El pasado martes 26 de mayo, el Ejército de Guatemala y la Policía Nacional Civil (PNC) ejecutaron un operativo que culminó con el desmantelamiento del narcolaboratorio más grande detectado en los últimos 15 años en la frontera con México, específicamente en la comunidad de Zanjón San Lorenzo, a solo 25 kilómetros de la línea divisoria.
La acción, que se extendió hasta este jueves 28 de mayo, comenzó con la toma de una vivienda donde fueron detenidos ocho hombres, entre ellos dos mexicanos, y reveló un complejo de varios inmuebles interconectados dedicados a la producción y almacenamiento de drogas, armas y dinero.
El Ejército guatemalteco informó que en las últimas 48 horas incautaron un arsenal compuesto por 15 fusiles de asalto, tres pistolas calibre 9 milímetros, más de mil municiones, 17 teléfonos celulares, nueve radios con cargadores, tolvas para armas y dispositivos electrónicos, además de documentos de identidad guatemaltecos y mexicanos.
Además, se confiscaron tres caballos de raza frisona, 22 vehículos, tres cuatrimotos, siete motocicletas y material relacionado con el procesamiento de estupefacientes. Destaca el hallazgo de 136,000 dólares en efectivo dentro de una caleta, junto con otros 26,787 dólares y 74,461 quetzales (equivalentes a 9,774 dólares).
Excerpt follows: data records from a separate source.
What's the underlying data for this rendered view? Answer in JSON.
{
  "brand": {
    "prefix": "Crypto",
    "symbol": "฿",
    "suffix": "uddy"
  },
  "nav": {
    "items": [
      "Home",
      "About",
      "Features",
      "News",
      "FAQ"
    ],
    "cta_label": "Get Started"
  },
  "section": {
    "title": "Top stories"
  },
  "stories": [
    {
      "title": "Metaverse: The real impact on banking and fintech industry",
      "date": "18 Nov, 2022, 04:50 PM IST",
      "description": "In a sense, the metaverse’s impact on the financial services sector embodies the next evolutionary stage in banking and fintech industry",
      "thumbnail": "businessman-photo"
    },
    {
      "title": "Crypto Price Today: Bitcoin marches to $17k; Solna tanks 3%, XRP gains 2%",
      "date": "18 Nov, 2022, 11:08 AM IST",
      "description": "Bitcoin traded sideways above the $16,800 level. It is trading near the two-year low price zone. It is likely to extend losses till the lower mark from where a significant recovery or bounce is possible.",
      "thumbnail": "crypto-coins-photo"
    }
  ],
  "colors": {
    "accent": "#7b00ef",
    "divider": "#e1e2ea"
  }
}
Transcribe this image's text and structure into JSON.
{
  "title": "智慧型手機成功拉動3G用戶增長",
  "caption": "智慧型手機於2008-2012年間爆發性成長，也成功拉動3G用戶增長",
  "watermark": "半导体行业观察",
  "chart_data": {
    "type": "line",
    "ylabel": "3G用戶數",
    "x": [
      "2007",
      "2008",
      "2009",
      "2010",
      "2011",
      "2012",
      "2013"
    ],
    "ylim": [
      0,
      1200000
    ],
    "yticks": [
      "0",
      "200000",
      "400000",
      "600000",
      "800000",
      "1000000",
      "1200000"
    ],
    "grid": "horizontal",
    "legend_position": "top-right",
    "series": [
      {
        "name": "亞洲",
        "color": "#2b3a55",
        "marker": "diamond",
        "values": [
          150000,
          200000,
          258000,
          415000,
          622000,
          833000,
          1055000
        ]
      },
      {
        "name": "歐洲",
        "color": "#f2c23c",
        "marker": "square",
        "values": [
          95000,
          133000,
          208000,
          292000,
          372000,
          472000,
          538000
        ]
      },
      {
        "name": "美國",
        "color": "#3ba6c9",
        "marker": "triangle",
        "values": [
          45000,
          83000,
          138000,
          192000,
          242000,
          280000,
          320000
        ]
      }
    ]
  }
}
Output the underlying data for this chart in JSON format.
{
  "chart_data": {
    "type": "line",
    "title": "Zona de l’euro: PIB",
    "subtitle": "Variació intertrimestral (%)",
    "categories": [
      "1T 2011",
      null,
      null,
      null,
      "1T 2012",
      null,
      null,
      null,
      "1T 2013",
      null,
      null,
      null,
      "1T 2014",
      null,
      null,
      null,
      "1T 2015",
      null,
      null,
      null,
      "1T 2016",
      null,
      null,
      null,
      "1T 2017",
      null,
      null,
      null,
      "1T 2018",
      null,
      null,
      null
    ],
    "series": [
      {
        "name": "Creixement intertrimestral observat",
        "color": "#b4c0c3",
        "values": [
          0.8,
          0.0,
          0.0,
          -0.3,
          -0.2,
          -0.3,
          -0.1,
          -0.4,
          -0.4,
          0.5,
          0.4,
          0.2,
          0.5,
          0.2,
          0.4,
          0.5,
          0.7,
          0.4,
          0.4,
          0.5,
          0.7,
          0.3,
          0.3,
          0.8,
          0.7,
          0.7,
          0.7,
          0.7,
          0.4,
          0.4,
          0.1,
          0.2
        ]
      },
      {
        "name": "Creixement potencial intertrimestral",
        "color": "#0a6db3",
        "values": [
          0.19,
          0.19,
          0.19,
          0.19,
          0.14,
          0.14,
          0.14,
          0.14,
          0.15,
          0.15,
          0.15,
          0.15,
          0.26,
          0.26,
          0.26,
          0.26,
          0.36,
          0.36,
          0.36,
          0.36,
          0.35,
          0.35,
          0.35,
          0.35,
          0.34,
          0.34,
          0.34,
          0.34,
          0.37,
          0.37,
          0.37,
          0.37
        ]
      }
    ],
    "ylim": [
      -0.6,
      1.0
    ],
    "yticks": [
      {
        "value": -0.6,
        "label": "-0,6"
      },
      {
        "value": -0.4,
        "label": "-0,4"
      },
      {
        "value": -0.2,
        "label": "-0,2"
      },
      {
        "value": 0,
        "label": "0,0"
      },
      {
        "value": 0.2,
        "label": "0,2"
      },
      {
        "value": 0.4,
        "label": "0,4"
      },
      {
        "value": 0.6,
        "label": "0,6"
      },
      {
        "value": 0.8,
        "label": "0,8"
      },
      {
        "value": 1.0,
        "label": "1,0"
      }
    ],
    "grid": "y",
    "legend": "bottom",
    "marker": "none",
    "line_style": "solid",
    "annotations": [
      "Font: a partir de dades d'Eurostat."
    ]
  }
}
Un video oficial del Gobierno del presidente Bernardo Arévalo muestra a soldados inspeccionando la vivienda, repleta de insumos para la cocción de cocaína y recipientes con polvo blanco sin procesar, mientras un helicóptero sobrevuela la zona para asegurar el perímetro y prevenir una posible respuesta armada.
El Ministerio Público de Guatemala señaló que esta red criminal opera en coordinación con grupos en México, trasladando droga a través de Chiapas hacia distintos puntos del país y distribuyéndola en Centroamérica. Las autoridades continúan analizando la evidencia para establecer responsabilidades y vínculos con redes transnacionales, en un esfuerzo por fortalecer la seguridad en las zonas fronterizas.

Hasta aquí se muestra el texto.